Dalam unggahannya tersebut, ia menyebut istilah fafifu wasweswos yang belakangan ini sedang ramai di media sosial. Tapi apa sih fafifu wasweswos itu? Fafifu wasweswos merupakan bahasa yang sedang populer digunakan untuk mengkerdilkan pendapat orang lain dan menganggapnya sebagai omong kosong.
Kalau menurut urbandictionary.com, fafifu wasweswos digunakan untuk meledek seseorang yang mencoba terlihat pintar dengan menggunakan bahasa yang berbobot dan mendalam. “People usually use it to mock Mr. Know-it-all, or someone who try to appear smarter by using big words, or someone who act like everything they say is very deep and meaningful.”
Walaupun begitu, sebenarnya istilah fafifu wasweswos bisa digunakan di berbagai momen. Misalnya digunakan untuk ngobrol santai di tongkrongan atau memberi label suatu obrolan yang dirasa berbobot.
Seperti salah satu pemilik akun Twitter @senjatanuklir bercuap dalam pada 2 Juni 2021, “Pernah menjadikan deep talk fafifu wasweswos sebagai standar, tapi lama-lama sadar, lebih mantep punya pasangan yang bisa berkomunikasi secara sehat. Yang kontrol emosi yang baik, menghargai lawan bicara, ga ‘make everything about him’ & bisa punya healthy fight.”
Bisa kita lihat, pemilik akun tersebut menggunakan kata fafifu wasweswos untuk menggambarkan suatu obrolan yang mendalam dan berbobot dengan pasangan. Kemudian tweet ini dibanjiri berbagai jenis komentar oleh warganet.
Penggunaan istilah fafifu wasweswos untuk memojokkan seseorang tidak jarang dapat mengganggu kehidupan berpendapat dan bercuap cuap di media sosial. Mereka yang biasa bercuap tentang suatu isu, akan merasa tersinggung dan enggan untuk kembali berpendapat. Selain itu, istilah tersebut juga bisa membuat pandangan negatif terhadap seseorang.
Sayangkan kalau seandainya pendapat yang mereka tunjukan itu benar berbobot?

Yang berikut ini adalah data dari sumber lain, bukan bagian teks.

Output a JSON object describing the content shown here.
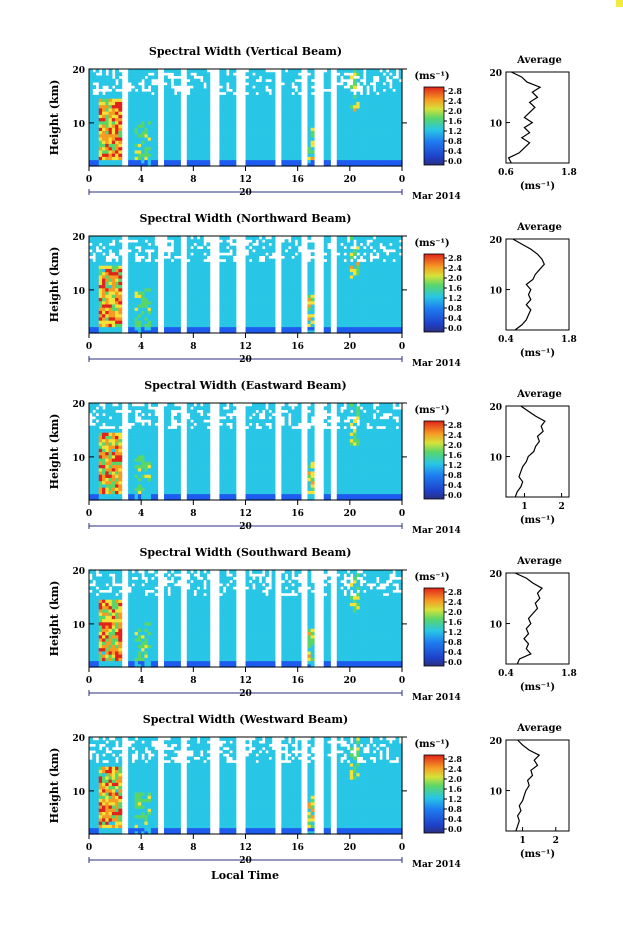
{
  "figure": {
    "xlabel": "Local Time",
    "date_label": "Mar 2014",
    "day_label": "20",
    "colorbar_unit": "(ms⁻¹)",
    "colorbar_ticks": [
      "0.0",
      "0.4",
      "0.8",
      "1.2",
      "1.6",
      "2.0",
      "2.4",
      "2.8"
    ],
    "ylabel": "Height (km)",
    "avg_title": "Average",
    "avg_xlabel": "(ms⁻¹)",
    "colors": {
      "dark": "#2b2f80",
      "blue": "#1e5cf0",
      "cyan": "#29c6e6",
      "green": "#59d66a",
      "yellow": "#f2e23a",
      "orange": "#f59a23",
      "red": "#e0231b",
      "accent_yellow": "#f2ea40"
    }
  },
  "chart_data": [
    {
      "type": "heatmap",
      "title": "Spectral Width (Vertical Beam)",
      "xlabel": "",
      "ylabel": "Height (km)",
      "xlim": [
        0,
        24
      ],
      "ylim": [
        2,
        20
      ],
      "x_ticks": [
        "0",
        "4",
        "8",
        "12",
        "16",
        "20",
        "0"
      ],
      "y_ticks": [
        "10",
        "20"
      ],
      "colorbar_range": [
        0.0,
        2.8
      ],
      "average": {
        "title": "Average",
        "xlim": [
          0.6,
          1.8
        ],
        "x_ticks": [
          "0.6",
          "1.8"
        ],
        "height": [
          2,
          3,
          4,
          5,
          6,
          7,
          8,
          9,
          10,
          11,
          12,
          13,
          14,
          15,
          16,
          17,
          18,
          19,
          20
        ],
        "values": [
          0.7,
          0.65,
          0.85,
          0.95,
          1.05,
          0.9,
          1.05,
          0.95,
          1.1,
          0.95,
          1.05,
          1.15,
          1.05,
          1.2,
          1.1,
          1.25,
          1.0,
          0.9,
          0.7
        ]
      }
    },
    {
      "type": "heatmap",
      "title": "Spectral Width (Northward Beam)",
      "xlabel": "",
      "ylabel": "Height (km)",
      "xlim": [
        0,
        24
      ],
      "ylim": [
        2,
        20
      ],
      "x_ticks": [
        "0",
        "4",
        "8",
        "12",
        "16",
        "20",
        "0"
      ],
      "y_ticks": [
        "10",
        "20"
      ],
      "colorbar_range": [
        0.0,
        2.8
      ],
      "average": {
        "title": "Average",
        "xlim": [
          0.4,
          1.8
        ],
        "x_ticks": [
          "0.4",
          "1.8"
        ],
        "height": [
          2,
          3,
          4,
          5,
          6,
          7,
          8,
          9,
          10,
          11,
          12,
          13,
          14,
          15,
          16,
          17,
          18,
          19,
          20
        ],
        "values": [
          0.6,
          0.75,
          0.85,
          0.9,
          0.95,
          0.85,
          0.95,
          0.9,
          0.95,
          0.85,
          1.0,
          1.05,
          1.15,
          1.25,
          1.2,
          1.1,
          0.95,
          0.75,
          0.55
        ]
      }
    },
    {
      "type": "heatmap",
      "title": "Spectral Width (Eastward Beam)",
      "xlabel": "",
      "ylabel": "Height (km)",
      "xlim": [
        0,
        24
      ],
      "ylim": [
        2,
        20
      ],
      "x_ticks": [
        "0",
        "4",
        "8",
        "12",
        "16",
        "20",
        "0"
      ],
      "y_ticks": [
        "10",
        "20"
      ],
      "colorbar_range": [
        0.0,
        2.8
      ],
      "average": {
        "title": "Average",
        "xlim": [
          0.5,
          2.2
        ],
        "x_ticks": [
          "1",
          "2"
        ],
        "height": [
          2,
          3,
          4,
          5,
          6,
          7,
          8,
          9,
          10,
          11,
          12,
          13,
          14,
          15,
          16,
          17,
          18,
          19,
          20
        ],
        "values": [
          0.75,
          0.8,
          0.9,
          0.95,
          0.85,
          0.9,
          0.95,
          1.05,
          1.1,
          1.25,
          1.3,
          1.4,
          1.35,
          1.5,
          1.45,
          1.55,
          1.3,
          1.1,
          0.9
        ]
      }
    },
    {
      "type": "heatmap",
      "title": "Spectral Width (Southward Beam)",
      "xlabel": "",
      "ylabel": "Height (km)",
      "xlim": [
        0,
        24
      ],
      "ylim": [
        2,
        20
      ],
      "x_ticks": [
        "0",
        "4",
        "8",
        "12",
        "16",
        "20",
        "0"
      ],
      "y_ticks": [
        "10",
        "20"
      ],
      "colorbar_range": [
        0.0,
        2.8
      ],
      "average": {
        "title": "Average",
        "xlim": [
          0.4,
          1.8
        ],
        "x_ticks": [
          "0.4",
          "1.8"
        ],
        "height": [
          2,
          3,
          4,
          5,
          6,
          7,
          8,
          9,
          10,
          11,
          12,
          13,
          14,
          15,
          16,
          17,
          18,
          19,
          20
        ],
        "values": [
          0.65,
          0.7,
          0.95,
          0.85,
          0.9,
          0.8,
          0.9,
          0.85,
          0.95,
          0.9,
          1.0,
          1.1,
          1.05,
          1.15,
          1.1,
          1.2,
          1.0,
          0.85,
          0.6
        ]
      }
    },
    {
      "type": "heatmap",
      "title": "Spectral Width (Westward Beam)",
      "xlabel": "Local Time",
      "ylabel": "Height (km)",
      "xlim": [
        0,
        24
      ],
      "ylim": [
        2,
        20
      ],
      "x_ticks": [
        "0",
        "4",
        "8",
        "12",
        "16",
        "20",
        "0"
      ],
      "y_ticks": [
        "10",
        "20"
      ],
      "colorbar_range": [
        0.0,
        2.8
      ],
      "average": {
        "title": "Average",
        "xlim": [
          0.5,
          2.4
        ],
        "x_ticks": [
          "1",
          "2"
        ],
        "height": [
          2,
          3,
          4,
          5,
          6,
          7,
          8,
          9,
          10,
          11,
          12,
          13,
          14,
          15,
          16,
          17,
          18,
          19,
          20
        ],
        "values": [
          0.8,
          0.85,
          0.9,
          0.85,
          0.95,
          0.9,
          1.0,
          1.05,
          1.1,
          1.2,
          1.15,
          1.3,
          1.25,
          1.45,
          1.35,
          1.5,
          1.2,
          1.0,
          0.85
        ]
      }
    }
  ]
}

Sobat kampus, sebenarnya penggunaan kalimat untuk mengkerdilkan pendapat seseorang bukan hanya istilah fafifu wasweswos saja, sebelumnya sudah ada Social justice warrior (SJW). Keduanya sama-sama menyebabkan perdebatan hebat di berbagai media sosial. Dari sisi orang yang suka bercuap-cuap, mereka tidak terima diberi label tersebut. Sebaliknya, audiens tetap mengolok-olok mereka dengan dua kata bermakna peyoratif tersebut. Maka perdebatan pun tidak akan selesai.
Fenomena mengejek orang pintar ini sebenarnya bisa kita sebut sebagai smart shaming loh sobat kampus. Memang aneh tapi nyata, orang-orang memang kadang menyebalkan ketika mereka sudah mulai merasa terintimidasi.
Begitulah fenomena fafifu wasweswos yang ramai digunakan belakangan ini. Bahasa tersebut bisa saja dimaknai sebagai bahan candaan tergantung situasi kita menggunakannya. Jadi tetap berhati-hati ya sobat kampus.